Irradiated NC Adenocarcinoma Cells Transduced with Both B7.1 and Interleukin-2 Induce CD4+-Mediated Rejection of Established Tumors

Abstract

Previous studies have shown that expression of the immune co-stimulator B7.1 reduces the tumorigenicity of some, but not all, malignant cell lines. However, B7.1-expressing tumor cells are not very effective in inducing the rejection of established tumors. This may in part be due to induction of anergy in the potentially reactive T cells. Previous studies have shown that IL-2 can reverse the anergic state both in vitro and in vivo. Therefore, we have examined the effect of retrovirus-mediated delivery and expression of murine B7.1 and interleukin-2 on tumor formation and rejection of established MHC class I⁺/II¯ NC adenocarcinomas.
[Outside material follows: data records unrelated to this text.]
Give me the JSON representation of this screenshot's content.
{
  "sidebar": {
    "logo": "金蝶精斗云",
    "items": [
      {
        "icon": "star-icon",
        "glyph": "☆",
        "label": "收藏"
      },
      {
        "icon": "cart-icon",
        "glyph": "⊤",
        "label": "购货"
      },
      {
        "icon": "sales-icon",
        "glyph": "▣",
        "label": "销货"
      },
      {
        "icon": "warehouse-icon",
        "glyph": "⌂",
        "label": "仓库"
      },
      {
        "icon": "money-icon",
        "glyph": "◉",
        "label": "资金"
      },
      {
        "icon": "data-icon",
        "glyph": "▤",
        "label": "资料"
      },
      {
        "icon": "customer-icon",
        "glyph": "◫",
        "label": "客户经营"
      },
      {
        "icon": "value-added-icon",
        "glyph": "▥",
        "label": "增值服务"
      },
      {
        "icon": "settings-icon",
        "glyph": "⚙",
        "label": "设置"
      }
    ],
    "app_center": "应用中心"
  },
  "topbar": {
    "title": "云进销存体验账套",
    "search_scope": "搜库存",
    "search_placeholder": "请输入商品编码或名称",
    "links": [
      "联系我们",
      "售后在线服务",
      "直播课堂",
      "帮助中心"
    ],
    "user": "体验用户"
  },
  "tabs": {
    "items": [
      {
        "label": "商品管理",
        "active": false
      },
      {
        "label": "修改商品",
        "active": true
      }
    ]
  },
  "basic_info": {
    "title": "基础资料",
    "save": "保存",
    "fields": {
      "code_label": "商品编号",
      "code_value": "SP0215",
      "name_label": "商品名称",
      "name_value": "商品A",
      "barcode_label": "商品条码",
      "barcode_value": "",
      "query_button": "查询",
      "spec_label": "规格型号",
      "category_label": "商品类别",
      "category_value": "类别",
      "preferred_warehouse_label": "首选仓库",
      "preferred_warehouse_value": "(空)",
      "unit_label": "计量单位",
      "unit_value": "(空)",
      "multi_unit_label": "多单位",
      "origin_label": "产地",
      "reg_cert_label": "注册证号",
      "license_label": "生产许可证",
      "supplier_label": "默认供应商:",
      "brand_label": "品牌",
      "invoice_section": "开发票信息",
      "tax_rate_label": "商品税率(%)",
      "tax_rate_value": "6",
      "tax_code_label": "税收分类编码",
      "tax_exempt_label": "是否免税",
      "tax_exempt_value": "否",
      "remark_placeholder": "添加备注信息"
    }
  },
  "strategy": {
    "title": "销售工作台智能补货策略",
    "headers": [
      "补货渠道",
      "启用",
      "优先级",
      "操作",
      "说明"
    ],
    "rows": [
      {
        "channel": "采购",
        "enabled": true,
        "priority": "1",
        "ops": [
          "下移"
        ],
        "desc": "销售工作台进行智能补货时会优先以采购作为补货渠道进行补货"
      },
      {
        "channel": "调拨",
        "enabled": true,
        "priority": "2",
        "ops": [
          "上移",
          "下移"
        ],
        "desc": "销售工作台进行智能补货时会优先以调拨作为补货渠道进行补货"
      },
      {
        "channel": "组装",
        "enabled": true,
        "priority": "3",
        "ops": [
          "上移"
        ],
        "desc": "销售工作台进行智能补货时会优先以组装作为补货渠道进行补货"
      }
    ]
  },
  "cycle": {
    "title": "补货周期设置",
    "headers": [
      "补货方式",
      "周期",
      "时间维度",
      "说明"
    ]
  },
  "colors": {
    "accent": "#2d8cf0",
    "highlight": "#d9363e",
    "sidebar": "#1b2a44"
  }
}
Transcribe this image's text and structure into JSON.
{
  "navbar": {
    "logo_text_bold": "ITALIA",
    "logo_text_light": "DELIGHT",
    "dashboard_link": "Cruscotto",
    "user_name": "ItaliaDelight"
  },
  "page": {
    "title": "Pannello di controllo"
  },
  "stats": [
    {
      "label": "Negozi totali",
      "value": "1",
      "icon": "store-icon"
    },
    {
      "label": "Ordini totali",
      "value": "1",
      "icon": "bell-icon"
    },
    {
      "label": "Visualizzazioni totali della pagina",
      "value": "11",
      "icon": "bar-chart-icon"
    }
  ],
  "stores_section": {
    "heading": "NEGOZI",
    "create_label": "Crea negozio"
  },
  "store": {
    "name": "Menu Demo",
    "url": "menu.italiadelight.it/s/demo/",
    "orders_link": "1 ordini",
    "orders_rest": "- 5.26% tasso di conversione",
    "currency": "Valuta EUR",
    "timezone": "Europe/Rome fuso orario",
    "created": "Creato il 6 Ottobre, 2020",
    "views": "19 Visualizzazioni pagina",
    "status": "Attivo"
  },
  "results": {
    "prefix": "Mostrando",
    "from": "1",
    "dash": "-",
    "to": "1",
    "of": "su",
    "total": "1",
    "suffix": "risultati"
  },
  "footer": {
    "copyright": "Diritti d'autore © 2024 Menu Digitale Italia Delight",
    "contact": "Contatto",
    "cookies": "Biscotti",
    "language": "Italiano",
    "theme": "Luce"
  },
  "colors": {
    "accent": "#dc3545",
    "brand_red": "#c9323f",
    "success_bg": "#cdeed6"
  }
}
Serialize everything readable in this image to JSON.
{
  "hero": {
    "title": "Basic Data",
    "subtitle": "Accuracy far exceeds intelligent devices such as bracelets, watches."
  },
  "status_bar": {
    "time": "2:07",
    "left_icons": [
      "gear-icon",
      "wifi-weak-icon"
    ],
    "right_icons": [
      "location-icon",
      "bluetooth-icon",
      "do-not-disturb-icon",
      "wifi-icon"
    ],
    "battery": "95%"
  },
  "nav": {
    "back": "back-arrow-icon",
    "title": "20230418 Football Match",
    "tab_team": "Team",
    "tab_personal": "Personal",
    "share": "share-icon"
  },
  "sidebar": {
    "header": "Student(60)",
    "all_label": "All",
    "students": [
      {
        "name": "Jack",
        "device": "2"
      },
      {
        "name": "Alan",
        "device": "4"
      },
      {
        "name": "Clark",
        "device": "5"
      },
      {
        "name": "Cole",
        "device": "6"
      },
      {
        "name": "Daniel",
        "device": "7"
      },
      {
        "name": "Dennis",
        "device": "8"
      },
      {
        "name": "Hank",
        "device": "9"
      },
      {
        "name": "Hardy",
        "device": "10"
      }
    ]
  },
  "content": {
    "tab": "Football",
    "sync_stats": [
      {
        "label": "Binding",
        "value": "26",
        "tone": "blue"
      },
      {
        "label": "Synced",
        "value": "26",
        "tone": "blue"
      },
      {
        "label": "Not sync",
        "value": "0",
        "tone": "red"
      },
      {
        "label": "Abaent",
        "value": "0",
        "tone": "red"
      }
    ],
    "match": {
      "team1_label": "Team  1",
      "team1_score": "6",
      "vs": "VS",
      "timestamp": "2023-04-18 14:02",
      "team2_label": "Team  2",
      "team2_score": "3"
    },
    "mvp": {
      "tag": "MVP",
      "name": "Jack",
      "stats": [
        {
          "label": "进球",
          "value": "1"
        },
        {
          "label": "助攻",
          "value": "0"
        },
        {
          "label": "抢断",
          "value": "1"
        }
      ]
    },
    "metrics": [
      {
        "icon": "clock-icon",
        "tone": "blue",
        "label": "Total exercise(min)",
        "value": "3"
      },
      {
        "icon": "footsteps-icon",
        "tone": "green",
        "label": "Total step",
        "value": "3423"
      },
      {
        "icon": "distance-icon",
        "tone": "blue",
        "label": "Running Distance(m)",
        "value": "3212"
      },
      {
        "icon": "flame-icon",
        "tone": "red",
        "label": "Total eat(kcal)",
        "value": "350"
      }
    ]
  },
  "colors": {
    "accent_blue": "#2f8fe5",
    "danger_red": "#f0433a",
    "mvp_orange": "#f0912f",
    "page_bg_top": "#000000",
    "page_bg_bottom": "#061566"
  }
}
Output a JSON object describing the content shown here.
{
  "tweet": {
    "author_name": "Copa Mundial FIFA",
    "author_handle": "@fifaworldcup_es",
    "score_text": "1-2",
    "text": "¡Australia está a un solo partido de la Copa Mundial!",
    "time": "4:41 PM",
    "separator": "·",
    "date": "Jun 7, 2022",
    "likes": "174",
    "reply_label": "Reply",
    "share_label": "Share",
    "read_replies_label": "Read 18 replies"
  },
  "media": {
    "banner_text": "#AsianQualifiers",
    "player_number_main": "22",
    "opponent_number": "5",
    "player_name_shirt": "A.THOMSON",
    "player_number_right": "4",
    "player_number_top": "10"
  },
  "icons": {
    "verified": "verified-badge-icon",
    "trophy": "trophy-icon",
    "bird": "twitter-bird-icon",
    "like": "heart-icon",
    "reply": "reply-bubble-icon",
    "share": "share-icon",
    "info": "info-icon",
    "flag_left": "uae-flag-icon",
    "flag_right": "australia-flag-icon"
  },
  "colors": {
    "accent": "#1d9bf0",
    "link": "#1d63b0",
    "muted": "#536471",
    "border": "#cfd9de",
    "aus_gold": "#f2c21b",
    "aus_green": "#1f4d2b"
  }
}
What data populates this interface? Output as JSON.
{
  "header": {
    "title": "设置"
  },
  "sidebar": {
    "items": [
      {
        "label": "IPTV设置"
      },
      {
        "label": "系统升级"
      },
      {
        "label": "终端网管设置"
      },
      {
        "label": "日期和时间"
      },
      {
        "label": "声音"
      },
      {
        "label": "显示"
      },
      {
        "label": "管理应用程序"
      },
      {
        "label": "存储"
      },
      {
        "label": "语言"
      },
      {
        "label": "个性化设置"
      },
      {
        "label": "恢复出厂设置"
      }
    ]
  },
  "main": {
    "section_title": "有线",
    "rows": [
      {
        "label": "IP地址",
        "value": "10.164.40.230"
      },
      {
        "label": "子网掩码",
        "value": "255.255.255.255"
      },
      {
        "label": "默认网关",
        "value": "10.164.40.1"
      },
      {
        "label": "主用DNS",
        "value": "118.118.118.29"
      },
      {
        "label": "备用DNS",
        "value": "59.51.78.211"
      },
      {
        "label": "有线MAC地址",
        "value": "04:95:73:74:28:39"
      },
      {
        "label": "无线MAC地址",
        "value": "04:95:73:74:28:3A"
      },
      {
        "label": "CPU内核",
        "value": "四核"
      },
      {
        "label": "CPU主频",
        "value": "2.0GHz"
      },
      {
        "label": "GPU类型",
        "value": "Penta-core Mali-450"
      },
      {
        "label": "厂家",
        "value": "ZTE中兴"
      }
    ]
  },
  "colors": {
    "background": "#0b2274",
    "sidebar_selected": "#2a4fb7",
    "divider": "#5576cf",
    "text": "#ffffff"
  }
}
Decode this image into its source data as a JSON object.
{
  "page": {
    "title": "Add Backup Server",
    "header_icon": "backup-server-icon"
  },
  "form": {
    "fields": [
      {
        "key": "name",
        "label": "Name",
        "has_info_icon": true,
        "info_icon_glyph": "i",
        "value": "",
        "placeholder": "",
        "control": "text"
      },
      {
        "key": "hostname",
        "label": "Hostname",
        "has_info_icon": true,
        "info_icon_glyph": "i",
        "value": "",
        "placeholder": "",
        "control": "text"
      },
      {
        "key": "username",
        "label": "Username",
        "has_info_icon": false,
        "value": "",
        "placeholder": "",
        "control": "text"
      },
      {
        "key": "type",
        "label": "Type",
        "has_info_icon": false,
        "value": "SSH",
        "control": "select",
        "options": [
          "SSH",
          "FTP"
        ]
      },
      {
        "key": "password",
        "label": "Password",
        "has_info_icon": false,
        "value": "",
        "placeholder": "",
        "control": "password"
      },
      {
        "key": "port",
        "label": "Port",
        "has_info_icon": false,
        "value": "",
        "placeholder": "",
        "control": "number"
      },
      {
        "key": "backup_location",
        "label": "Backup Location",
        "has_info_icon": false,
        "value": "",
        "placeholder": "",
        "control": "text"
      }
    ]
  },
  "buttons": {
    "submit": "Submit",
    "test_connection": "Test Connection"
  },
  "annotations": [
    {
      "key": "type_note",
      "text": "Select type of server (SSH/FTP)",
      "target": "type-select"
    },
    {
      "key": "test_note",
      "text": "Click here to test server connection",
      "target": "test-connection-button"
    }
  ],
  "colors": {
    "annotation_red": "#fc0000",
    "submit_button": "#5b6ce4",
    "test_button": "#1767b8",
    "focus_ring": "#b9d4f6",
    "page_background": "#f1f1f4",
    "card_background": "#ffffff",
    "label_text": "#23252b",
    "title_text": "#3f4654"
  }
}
Neither the expression of B7.1 nor IL-2 alone had a significant effect on NC tumorigenicity. In contrast, combined expression of B7.1 and IL-2 substantially decreased the tumorigenicity of these cells in the immune-competent syngeneic hosts. T-cell depletion studies show this to be dependent primarily on the activation of CD4⁺ cells. Furthermore, distant subcutaneous injection of irradiated NC/IL-2/B7.1 can induce, much more effectively than NC/B7.1 or NC/IL-2, the rejection of small NC tumors, and prevent the recurrence of large surgically resected tumors. Together, these results suggest that tumor cells genetically modified to express B7.1 and IL-2 can induce the immune-mediated rejection of established class II¯ tumors by a mechanism involving CD4⁺ cells. Previous studies have shown that expression of the immune co-stimulator B7.1 can induce the rejection of some, but not all, murine tumors. In this study, we show that expression of B7.1 by itself has no effect on the tumorigenicity of NC murine adenocarcinoma cells. Similarly, expression of interleukin-2 (IL-2) alone has little effect on the tumorigenicity of these cells. By contrast, the combined expression of B7.1 and IL-2 substantially reduces the tumorigenicity of NC cells, and irradiated NC/B7.1/IL-2 cells are able to induce the rejection of previously established NC tumors. These results suggest a much greater therapeutic potential for tumor cell vaccines that express both B7.1 and IL-2 rather than either of the immune modulators alone.